Compared to other nations, America charges far more for hospital care, to an extent that has become downright ludicrous. According to the Washington Post, each day a person spends in an American hospital could mean anywhere from another $1,514 to $12,537 added onto the bill, while the cost per day in Argentina, Spain, South Africa, the Netherlands, France and Chile is under $1,000. Despite the enormous disparity between costs in the U.S. and costs elsewhere, our health care is not significantly better in terms of quality, and even the same brand-name drugs that are used elsewhere can cost up to five times more here.

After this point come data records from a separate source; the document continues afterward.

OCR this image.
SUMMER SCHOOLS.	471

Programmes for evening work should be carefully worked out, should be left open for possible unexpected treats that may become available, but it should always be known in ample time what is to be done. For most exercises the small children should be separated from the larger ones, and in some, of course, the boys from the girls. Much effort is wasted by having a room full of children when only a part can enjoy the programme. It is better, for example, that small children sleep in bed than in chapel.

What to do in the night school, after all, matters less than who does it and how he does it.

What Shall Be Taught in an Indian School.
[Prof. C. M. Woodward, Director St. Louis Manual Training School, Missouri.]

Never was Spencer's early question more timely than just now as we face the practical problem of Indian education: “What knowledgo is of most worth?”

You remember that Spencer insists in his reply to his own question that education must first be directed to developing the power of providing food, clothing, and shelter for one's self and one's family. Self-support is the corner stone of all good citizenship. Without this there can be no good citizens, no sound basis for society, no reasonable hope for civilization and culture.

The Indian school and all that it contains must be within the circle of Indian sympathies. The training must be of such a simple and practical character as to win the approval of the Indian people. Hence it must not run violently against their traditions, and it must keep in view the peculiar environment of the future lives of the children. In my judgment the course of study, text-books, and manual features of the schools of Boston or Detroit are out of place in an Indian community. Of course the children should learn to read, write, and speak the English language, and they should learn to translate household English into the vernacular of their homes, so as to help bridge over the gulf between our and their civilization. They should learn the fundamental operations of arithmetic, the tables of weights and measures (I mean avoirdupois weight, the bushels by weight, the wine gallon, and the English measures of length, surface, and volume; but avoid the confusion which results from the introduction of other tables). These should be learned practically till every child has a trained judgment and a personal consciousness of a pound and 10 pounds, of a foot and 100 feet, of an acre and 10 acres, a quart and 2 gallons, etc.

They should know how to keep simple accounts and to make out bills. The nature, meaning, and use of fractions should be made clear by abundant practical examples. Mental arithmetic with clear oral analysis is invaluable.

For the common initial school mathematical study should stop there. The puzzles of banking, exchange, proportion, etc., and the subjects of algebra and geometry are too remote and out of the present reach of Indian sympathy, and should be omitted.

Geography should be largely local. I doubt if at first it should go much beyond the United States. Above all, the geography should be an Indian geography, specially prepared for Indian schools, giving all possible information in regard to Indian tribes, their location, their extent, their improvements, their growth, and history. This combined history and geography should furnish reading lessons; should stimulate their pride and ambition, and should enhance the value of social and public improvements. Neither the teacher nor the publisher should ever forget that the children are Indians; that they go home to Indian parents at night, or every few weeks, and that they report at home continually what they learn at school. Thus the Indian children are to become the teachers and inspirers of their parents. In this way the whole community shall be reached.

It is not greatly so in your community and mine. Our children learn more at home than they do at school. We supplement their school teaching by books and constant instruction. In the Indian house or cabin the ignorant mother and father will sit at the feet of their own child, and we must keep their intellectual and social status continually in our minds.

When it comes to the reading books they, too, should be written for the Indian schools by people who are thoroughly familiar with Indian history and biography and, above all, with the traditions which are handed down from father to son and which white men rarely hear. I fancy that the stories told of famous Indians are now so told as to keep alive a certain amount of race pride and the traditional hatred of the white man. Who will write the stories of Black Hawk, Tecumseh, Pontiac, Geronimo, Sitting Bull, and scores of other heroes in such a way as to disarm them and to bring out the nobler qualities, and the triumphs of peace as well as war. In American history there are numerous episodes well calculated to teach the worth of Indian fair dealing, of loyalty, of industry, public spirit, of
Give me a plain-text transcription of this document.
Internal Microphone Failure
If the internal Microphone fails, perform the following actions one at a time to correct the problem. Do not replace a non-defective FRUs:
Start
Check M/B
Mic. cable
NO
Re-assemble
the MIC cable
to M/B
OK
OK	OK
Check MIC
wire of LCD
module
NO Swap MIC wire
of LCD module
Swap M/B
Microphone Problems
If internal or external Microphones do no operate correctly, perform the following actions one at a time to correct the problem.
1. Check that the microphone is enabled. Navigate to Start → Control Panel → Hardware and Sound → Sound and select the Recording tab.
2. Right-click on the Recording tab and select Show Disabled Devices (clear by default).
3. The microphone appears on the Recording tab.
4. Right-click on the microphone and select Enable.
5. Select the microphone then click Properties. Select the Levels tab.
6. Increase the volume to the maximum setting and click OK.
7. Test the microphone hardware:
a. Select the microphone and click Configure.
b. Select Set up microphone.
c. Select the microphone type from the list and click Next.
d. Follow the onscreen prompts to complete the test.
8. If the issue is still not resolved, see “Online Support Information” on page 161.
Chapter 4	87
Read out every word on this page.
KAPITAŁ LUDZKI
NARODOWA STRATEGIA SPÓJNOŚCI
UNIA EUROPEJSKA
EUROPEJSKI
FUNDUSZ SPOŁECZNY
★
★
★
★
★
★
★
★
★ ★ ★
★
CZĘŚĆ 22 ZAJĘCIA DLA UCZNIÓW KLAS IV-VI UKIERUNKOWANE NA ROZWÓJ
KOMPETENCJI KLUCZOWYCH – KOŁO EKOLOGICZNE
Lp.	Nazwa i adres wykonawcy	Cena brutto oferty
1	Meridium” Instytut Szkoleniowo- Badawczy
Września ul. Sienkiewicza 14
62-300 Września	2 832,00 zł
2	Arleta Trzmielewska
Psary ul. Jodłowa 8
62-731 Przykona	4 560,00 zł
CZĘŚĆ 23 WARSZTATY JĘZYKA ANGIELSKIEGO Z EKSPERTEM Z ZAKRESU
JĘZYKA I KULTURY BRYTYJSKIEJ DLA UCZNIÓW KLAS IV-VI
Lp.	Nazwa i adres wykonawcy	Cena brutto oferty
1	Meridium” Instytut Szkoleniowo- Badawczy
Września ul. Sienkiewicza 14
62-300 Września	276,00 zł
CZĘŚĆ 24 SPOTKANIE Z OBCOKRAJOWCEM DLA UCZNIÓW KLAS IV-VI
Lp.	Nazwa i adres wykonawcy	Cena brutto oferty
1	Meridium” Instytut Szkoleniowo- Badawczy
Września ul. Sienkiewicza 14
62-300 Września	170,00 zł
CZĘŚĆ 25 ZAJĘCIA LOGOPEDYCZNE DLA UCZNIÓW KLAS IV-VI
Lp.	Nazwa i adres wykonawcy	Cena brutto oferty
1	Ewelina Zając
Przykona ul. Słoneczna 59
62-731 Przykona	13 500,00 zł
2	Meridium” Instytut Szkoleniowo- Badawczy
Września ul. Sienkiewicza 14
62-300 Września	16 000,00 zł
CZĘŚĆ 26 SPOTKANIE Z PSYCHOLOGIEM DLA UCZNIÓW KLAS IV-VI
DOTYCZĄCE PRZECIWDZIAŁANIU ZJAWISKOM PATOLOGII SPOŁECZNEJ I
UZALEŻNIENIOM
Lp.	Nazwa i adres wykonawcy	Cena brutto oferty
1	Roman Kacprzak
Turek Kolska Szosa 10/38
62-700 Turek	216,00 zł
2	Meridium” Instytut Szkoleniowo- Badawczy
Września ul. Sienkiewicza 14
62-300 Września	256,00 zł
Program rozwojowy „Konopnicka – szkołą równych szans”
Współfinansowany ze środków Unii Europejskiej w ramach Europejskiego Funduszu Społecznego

Something to keep in mind is that not all countries spend equally, since income disparities do exist, meaning that residents of richer nations will spend more. However, according to the Organisation for Economic Co-operation and Development (OECD), Americans have around the same income level as people from Switzerland, yet we spend $3,000 more per person per year on health expenditure than they do. Spending on hospitals, physicians, dentists, pharmaceuticals and administration in the health care system is higher in the U.S. than in many other OECD nations as well.

What House Republicans need to realize is that instead of fruitlessly attempting to repeal an act that they have failed to remove or defund in over 40 instances, they should be working together to fix a corrupt health care system that takes advantage of the lack of governmental regulations. Making sure that citizens are adequately insured is an important issue, but Congress has become so fixated and single-minded about Obamacare that they repeatedly waste time that could be spent figuring out how to centralize hospital prices the way other countries do so that costs don’t fluctuate wildly.

In essence, the root of America’s health care problem resides in more than how citizens come about their insurance, and until Congress learns how to do its job, we are left waiting for change, watching as the U.S. continues to fall behind in progress and hoping with our fingers crossed that the hospitals we should be able to trust don’t drive us into bankruptcy.